除此之外,记帐的人其实也是他,因为家中是经商的,刚好学了点儿。
段渊命人找出当时缴获的账本进行对比,字迹确实能对上。
那日审讯之时,他和李安确实是在做戏,平日里他是不敢和李安对着干的,当时也是听了他的吩咐才故意这么说的。

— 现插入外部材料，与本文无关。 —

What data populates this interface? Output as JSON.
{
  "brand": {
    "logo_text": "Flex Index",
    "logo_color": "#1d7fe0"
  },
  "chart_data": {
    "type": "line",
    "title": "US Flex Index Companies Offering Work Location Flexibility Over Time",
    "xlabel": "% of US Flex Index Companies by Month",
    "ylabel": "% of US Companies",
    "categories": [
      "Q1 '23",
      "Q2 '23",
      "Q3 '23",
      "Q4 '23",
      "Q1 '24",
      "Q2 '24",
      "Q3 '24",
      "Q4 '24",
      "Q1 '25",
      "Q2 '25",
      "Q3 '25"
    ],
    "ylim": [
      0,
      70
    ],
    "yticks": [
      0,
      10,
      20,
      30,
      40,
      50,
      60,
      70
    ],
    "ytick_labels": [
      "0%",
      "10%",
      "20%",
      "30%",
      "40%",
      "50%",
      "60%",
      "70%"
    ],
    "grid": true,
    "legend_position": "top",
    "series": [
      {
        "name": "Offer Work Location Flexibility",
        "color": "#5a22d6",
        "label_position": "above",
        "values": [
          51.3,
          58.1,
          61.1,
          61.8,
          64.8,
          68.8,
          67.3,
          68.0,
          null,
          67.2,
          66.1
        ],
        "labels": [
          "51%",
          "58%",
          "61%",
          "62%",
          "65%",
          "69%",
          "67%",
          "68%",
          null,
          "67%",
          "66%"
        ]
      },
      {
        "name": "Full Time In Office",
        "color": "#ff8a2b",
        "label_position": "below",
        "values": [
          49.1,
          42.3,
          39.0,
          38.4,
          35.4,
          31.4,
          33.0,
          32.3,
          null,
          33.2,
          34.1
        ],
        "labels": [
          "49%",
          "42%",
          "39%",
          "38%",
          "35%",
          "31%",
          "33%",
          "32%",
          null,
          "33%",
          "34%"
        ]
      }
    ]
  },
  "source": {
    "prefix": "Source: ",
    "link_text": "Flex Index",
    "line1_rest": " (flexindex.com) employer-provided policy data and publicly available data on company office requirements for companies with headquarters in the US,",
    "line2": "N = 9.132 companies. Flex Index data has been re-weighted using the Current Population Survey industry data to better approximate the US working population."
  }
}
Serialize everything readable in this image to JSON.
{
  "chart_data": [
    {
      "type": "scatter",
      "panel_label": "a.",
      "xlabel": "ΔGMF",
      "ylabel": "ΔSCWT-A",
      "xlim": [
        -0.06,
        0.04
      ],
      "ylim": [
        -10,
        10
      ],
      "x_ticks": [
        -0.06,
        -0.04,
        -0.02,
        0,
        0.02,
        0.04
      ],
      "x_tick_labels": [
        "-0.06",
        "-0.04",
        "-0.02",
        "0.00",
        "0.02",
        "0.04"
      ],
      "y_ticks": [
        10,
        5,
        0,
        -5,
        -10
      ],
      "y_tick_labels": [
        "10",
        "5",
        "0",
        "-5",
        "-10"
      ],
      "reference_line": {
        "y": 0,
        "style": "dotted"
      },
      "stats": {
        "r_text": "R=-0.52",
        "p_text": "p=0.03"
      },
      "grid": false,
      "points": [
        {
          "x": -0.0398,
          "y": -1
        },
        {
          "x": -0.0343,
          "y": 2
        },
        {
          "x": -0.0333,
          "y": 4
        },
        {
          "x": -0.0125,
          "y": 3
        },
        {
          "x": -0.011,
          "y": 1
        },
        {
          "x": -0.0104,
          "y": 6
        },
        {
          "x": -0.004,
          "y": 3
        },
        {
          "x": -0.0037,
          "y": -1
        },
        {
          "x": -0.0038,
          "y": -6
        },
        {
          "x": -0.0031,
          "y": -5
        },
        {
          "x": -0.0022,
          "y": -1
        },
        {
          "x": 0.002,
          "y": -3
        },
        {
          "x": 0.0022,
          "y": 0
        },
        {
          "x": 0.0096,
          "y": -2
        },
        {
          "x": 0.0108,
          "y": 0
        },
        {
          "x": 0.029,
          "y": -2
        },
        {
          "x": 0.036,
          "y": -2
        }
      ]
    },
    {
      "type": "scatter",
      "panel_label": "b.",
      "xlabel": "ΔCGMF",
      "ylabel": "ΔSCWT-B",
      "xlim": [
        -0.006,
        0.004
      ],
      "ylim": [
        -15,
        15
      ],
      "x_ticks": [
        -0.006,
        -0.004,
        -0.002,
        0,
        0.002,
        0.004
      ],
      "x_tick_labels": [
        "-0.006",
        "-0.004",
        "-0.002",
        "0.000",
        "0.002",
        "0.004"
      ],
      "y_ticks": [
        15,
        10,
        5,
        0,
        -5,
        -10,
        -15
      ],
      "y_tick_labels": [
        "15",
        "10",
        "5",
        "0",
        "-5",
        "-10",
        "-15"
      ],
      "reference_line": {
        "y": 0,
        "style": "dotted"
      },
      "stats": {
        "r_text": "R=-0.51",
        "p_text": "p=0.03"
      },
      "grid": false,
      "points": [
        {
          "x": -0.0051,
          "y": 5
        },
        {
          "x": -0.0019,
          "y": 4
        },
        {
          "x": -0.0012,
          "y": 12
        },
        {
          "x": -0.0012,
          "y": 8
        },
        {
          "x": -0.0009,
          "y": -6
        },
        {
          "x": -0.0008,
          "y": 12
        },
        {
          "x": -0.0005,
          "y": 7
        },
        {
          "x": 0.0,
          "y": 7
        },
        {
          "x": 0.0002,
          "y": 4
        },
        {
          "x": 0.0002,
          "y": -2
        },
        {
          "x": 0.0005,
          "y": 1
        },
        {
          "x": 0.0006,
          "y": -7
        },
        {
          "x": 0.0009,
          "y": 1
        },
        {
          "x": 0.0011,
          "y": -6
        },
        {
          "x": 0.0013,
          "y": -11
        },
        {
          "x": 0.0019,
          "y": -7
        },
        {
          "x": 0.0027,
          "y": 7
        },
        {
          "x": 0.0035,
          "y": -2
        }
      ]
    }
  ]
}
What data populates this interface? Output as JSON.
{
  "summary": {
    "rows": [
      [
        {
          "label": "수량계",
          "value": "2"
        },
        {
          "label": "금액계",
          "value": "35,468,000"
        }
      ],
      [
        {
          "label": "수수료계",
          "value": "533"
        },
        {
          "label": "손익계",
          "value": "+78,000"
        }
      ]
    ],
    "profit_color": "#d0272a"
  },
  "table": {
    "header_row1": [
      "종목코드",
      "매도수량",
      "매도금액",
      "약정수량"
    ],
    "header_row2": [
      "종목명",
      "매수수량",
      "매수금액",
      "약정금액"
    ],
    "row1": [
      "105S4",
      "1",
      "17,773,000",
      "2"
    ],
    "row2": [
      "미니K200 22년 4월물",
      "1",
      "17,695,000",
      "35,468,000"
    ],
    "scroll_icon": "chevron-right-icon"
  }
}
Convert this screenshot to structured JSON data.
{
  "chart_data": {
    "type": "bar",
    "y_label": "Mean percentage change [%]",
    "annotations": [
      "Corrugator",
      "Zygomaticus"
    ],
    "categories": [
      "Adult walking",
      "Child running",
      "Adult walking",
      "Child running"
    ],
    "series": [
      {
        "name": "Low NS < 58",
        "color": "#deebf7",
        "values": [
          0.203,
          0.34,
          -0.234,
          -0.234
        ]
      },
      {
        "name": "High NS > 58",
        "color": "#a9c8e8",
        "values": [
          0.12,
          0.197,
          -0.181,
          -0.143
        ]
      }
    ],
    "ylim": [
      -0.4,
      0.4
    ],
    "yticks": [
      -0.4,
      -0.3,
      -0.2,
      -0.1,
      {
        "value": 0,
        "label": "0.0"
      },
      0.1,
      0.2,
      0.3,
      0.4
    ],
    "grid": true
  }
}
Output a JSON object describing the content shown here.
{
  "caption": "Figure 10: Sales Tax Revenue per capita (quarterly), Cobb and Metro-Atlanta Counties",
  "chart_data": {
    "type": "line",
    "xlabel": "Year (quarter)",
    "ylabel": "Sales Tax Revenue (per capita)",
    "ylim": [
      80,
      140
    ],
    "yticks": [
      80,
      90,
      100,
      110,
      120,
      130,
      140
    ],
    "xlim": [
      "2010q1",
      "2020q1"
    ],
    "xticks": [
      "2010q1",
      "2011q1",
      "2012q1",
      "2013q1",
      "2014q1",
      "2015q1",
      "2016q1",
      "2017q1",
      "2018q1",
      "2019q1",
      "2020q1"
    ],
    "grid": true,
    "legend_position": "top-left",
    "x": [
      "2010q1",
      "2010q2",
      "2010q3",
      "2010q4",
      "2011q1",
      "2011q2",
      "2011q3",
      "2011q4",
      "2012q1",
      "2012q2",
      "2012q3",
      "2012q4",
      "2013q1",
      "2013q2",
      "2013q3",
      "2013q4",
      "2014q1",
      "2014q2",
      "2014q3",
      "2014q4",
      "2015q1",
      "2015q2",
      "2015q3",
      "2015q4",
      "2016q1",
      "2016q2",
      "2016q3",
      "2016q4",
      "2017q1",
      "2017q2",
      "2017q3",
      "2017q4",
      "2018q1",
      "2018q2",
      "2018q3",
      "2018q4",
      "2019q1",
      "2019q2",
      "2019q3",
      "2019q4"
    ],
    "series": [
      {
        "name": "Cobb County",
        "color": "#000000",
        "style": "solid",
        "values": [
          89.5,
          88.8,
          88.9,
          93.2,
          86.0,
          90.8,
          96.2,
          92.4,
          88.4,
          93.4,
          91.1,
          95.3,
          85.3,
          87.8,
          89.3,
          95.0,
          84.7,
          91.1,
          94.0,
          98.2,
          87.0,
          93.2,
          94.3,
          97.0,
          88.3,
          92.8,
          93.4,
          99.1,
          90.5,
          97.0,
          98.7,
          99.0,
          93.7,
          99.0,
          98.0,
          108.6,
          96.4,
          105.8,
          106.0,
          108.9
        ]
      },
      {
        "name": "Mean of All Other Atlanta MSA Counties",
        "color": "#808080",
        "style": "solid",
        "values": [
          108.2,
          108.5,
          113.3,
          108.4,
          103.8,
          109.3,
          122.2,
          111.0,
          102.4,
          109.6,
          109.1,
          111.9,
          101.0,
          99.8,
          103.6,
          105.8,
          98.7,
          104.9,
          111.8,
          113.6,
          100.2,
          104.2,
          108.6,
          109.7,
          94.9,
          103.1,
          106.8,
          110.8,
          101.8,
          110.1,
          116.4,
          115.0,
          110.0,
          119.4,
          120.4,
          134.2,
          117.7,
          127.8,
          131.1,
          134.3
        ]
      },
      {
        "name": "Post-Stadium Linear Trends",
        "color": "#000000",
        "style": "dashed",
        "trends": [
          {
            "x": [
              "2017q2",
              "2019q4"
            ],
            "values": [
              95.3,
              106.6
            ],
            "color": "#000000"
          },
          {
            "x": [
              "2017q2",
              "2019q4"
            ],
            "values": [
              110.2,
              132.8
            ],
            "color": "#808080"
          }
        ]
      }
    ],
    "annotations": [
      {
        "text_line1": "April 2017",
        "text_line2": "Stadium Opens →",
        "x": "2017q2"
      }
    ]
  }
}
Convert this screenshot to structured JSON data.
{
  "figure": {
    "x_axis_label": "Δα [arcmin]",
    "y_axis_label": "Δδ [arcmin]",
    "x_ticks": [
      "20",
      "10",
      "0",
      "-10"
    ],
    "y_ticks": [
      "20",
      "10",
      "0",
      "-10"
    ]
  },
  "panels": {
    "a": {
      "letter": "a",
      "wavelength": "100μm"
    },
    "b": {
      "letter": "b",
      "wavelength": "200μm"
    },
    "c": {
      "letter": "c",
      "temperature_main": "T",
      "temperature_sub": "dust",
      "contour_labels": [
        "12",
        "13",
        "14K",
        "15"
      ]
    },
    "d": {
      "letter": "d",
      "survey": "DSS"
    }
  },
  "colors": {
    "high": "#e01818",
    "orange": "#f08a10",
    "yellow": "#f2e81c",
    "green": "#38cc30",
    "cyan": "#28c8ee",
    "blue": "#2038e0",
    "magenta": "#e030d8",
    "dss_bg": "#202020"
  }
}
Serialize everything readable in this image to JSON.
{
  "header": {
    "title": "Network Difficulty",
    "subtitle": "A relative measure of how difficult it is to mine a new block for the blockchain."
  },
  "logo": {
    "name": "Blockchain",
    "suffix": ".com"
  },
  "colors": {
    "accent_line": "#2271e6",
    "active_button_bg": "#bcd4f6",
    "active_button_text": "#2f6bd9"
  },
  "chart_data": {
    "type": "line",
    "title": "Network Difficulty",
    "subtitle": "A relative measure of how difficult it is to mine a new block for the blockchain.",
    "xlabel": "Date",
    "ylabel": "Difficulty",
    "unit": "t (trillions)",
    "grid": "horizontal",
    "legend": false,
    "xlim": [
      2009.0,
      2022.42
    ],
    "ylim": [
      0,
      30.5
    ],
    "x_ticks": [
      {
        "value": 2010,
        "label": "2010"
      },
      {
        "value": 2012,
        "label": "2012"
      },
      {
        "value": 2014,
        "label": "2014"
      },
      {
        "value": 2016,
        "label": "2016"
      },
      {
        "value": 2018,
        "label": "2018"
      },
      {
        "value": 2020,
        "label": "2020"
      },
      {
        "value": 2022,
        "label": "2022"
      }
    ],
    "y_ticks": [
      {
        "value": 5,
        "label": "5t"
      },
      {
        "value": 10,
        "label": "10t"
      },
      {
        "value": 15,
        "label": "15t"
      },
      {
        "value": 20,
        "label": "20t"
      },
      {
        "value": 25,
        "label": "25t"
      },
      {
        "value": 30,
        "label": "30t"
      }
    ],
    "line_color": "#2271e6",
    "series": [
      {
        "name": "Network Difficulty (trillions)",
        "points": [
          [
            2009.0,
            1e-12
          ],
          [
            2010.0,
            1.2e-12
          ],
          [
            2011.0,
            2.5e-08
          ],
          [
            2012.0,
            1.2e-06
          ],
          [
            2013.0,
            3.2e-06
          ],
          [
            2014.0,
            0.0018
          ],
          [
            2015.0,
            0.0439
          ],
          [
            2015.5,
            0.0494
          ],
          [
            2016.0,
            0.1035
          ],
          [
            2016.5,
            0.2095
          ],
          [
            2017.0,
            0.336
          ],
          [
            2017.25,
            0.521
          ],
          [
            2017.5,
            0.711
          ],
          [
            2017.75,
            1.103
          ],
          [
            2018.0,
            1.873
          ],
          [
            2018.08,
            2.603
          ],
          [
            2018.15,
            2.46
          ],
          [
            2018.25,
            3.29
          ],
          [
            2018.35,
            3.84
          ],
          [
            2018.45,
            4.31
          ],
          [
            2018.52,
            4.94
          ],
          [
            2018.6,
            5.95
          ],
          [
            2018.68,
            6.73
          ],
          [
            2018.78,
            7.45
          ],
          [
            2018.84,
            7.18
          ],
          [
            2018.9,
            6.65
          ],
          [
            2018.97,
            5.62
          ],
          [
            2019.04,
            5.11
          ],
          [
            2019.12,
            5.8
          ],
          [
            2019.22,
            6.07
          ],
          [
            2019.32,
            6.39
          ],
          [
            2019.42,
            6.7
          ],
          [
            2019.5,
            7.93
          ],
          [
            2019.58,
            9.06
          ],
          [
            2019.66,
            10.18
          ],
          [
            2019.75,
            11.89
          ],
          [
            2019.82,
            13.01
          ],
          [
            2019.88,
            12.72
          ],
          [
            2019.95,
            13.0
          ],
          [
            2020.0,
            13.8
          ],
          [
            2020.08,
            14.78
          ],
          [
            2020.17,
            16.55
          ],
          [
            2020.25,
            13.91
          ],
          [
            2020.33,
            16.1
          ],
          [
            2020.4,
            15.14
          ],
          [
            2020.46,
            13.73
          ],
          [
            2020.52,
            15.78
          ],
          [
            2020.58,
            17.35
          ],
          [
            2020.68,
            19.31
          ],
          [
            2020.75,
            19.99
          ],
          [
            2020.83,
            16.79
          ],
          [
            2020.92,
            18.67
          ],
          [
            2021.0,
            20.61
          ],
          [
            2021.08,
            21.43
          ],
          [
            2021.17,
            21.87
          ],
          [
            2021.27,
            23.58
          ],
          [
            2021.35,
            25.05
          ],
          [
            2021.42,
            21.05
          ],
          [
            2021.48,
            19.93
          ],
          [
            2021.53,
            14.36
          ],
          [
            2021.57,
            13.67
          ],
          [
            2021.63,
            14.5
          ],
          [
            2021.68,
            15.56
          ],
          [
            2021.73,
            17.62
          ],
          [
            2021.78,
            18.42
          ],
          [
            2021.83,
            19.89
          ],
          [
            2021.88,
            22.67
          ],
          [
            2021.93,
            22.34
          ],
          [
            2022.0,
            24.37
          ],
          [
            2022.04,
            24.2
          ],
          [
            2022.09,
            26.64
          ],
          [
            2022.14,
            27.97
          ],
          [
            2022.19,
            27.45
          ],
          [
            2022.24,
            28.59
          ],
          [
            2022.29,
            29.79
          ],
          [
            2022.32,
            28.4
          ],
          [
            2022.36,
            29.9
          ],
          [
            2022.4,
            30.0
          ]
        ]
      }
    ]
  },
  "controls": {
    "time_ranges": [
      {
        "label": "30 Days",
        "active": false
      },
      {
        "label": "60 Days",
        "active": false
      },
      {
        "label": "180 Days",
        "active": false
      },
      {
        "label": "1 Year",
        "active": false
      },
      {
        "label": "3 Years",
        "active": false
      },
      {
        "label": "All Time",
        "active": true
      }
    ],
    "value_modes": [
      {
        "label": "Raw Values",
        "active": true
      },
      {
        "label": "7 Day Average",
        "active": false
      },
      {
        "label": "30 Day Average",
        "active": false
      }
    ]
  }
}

为的就是减轻他们的嫌疑,虽说他们将所以明面上的事以及证据都推到了刘泗哪儿,可还是忍不住担心有人怀疑他们。
“还有呢?那群乞丐是怎么回事?”
“这……”王皓左脸一道鞭痕,皮开肉绽。
“说!”段渊大吼一声。
王皓嘴角居然突然扬了起来,方才还怕死怕疼,如今牵扯着脸上的伤口,也面不改色,笑的越开心,“嘿嘿,那些乞丐就是这些衙役的孩子啊。”他怪声怪气的说着。
“哦对了。”他像是忽然反应过来什么似的,又怪异的笑了声,“刘泗的儿子也在里面,想必你们已经猜到了吧,就是那个送信的小子,他可是亲眼看着他爹受刑的,不知道有多恨你们呢。”
他奸笑的声音太过刺耳,听的段渊烦躁不已,又重重地挥了一鞭。
提到这事儿,他似乎格外兴奋,边怪笑边说完了全过程。
由于衙役都是地方自招的,俸禄朝廷并不负责。
所以当他们物色到合适的人,比如家庭环境不好的、家中娘子已经怀孕的良善之辈,就会以俸禄高为由将人骗过来。
待孩子出生后,便会被带走,将从别县偷来的刚出生的婴儿,趁着母亲刚生完孩子身体虚弱,偷梁换柱,以此威胁人来帮他们办事。
当然了还是能遇上不怕威胁的,7年前就有一个,然后他就死了。
孩子还小的时候,就会在青阳县内帮他们传传消息,年纪稍微大些的,就会被带到县城外,负责和清水县的人传递消息。
清水县的具体情况王皓也不清楚,他虽说一直负责记帐,可李安从不让他离开青阳县。
审完王皓后,趁着天还未亮,他们的人包围了整个县衙,众多火把照的那块儿天火红,比傍晚时还亮堂,周边住着的百姓都好奇的纷纷从家中院门里探出头来,又被这阵仗给吓了回去。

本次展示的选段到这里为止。